Ambush's new federal complaint against the ACCJ, which he seeks to have Judge Friedman preside over, says their 2012 settlement barred the ACCJ from interfering with his claims for fees.

"The very purpose of the settlement agreement was to put an end to the settling defendants campaign to defame plaintiff and their efforts to steal his clients and turn them against him," the 76-page complaint states. "Since the execution of the settlement agreement, despite the clear language prohibiting such action, all defendants have committed and continue to commit additional tortious conduct against plaintiff."
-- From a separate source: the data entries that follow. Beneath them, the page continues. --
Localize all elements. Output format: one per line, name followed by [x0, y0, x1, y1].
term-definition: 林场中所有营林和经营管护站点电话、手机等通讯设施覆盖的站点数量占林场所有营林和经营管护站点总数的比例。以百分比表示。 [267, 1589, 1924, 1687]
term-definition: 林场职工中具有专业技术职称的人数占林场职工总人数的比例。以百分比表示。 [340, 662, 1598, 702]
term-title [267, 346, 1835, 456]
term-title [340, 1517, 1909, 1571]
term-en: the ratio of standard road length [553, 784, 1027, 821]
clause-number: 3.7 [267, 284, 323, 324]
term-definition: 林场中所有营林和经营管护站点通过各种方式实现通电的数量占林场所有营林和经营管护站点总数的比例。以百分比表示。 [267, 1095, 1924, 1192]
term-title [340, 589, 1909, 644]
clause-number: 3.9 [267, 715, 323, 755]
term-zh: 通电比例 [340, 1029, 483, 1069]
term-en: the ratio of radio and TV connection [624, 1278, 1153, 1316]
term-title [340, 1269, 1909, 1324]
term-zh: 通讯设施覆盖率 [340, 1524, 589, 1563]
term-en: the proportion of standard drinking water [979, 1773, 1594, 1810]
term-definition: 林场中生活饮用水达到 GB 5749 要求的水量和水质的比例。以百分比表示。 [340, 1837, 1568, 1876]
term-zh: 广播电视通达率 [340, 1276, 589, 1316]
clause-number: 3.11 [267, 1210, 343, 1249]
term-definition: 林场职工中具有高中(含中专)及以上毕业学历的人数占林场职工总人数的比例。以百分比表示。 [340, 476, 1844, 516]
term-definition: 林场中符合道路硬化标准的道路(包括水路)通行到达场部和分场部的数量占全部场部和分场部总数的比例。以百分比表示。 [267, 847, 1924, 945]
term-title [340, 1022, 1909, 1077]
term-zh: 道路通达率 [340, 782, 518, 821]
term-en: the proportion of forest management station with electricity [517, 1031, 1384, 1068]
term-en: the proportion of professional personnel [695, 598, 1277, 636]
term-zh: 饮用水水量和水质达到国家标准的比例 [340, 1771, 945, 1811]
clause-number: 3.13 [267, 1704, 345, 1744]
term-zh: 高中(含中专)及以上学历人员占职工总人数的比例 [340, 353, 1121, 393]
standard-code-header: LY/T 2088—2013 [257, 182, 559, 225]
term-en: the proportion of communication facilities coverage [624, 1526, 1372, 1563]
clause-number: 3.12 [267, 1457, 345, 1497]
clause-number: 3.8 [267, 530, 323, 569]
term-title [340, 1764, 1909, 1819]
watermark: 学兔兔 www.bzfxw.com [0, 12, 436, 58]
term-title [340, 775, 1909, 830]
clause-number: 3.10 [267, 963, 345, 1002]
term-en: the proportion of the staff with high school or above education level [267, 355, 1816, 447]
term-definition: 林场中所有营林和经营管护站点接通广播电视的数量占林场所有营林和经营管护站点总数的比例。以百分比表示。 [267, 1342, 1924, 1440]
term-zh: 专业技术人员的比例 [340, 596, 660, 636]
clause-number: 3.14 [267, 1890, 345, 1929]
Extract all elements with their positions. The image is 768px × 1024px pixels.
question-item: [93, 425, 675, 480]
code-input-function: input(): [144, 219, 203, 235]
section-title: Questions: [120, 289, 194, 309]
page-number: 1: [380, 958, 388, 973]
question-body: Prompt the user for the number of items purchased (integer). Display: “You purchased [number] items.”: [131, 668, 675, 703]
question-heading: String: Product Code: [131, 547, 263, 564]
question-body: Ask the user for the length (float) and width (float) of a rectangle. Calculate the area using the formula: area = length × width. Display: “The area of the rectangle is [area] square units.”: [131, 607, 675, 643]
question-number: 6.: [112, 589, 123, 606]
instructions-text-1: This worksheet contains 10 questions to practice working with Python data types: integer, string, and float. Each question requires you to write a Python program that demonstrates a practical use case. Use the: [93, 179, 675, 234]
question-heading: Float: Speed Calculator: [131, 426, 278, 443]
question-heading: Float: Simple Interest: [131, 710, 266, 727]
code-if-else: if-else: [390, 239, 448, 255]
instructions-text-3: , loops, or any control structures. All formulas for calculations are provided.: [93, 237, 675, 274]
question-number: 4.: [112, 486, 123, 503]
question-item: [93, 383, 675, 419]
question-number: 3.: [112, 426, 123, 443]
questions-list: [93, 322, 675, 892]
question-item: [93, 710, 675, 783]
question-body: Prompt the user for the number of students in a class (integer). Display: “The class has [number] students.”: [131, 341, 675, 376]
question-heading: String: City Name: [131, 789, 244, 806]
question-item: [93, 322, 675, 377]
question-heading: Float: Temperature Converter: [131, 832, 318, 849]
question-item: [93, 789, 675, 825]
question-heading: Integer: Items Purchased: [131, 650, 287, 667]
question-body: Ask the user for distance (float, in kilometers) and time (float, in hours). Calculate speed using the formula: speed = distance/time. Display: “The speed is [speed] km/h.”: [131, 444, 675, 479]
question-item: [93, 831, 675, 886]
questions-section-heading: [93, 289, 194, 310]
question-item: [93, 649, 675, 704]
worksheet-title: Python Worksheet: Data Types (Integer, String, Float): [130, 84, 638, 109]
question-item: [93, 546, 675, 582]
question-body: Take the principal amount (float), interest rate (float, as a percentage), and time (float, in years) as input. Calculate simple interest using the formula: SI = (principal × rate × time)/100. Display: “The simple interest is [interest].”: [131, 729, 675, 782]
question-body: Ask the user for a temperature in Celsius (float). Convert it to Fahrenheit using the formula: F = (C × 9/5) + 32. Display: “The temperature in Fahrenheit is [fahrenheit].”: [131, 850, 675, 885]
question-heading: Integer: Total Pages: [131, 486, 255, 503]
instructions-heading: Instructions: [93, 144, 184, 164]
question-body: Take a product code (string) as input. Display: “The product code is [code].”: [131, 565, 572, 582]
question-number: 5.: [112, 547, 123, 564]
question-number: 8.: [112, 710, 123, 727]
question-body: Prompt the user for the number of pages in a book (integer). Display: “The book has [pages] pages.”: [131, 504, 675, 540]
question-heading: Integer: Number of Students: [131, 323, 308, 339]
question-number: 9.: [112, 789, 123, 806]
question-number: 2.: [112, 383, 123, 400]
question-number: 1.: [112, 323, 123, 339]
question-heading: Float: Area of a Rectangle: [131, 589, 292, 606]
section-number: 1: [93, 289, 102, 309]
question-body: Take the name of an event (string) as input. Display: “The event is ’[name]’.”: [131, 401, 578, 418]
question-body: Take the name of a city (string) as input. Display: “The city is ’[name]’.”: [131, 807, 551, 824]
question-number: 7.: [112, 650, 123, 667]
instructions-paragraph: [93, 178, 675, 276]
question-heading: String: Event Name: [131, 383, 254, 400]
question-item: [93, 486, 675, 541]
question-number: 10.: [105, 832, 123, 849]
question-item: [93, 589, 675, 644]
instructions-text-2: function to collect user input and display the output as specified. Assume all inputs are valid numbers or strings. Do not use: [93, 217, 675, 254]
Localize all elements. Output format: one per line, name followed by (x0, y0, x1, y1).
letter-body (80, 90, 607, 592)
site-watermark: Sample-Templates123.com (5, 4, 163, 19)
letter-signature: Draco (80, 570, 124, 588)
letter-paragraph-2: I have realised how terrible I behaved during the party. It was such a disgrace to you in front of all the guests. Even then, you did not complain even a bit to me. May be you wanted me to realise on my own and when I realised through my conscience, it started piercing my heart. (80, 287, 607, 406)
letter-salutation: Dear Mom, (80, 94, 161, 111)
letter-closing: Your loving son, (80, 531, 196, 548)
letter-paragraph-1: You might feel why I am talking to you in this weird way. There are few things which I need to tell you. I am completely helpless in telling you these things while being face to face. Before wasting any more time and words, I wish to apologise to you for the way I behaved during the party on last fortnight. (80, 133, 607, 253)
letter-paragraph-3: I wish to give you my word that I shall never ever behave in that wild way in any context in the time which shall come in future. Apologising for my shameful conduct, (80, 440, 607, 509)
Ambush says the ACCJ tried to "circumvent" the settlement by having an attorney it hired place "a provocative and defamatory full page advertisement in the major newspaper in Puerto Rico, El Nuevo Día."

"A defamatory and disparaging news article accompanied the advertisement," which the ACCJ admits it hired an attorney to place, according to the complaint.

Ambush says the ad represented "a blatant effort to sabotage the entire course of conduct and payment process."

The ad appeared "at the precise moment that [the ACCJ] knew Ambush was on his way to Puerto Rico to serve subpoenas on his clients," according to the complaint.

Puerto Rican tourists waiting for their luggage to begin a pilgrimage were among the 24 fatalities and 78 injured at the 1972 Lod Airport massacre.

A federal jury in Puerto Rico later found that Ambush had secured his clients' consent to retainer agreements by deceit, or dolo as it is known in Spanish.

The First Circuit upheld that verdict and ordered Ambush to pay $1 million in restitution in 2013.

Ambush says ACCJ's advertisement caused members of victims' families to sue him for attorney fees after he delivered their settlement agreements.

Insisting that the whole family never approved of the decision, the attorney claims that the family member who fired him received an illegal 1.5 percent increase in her portion of the settlement from ACCJ in exchange for cutting Ambush loose.

Ambush says ACCJ and its representatives violated federal anti-racketeering law in their scheme to defraud and exclude him.

He seeks upwards of $40 million for breach of settlement agreement and RICO violations.

Ambush's attorney, Angel Sosa of Toro, Colon, Mullet, Rivera and Sifre, did not respond to request for comment.

Charles Both, who represented ACCJ in its 2009 case against Ambush, did not respond to a request for comment.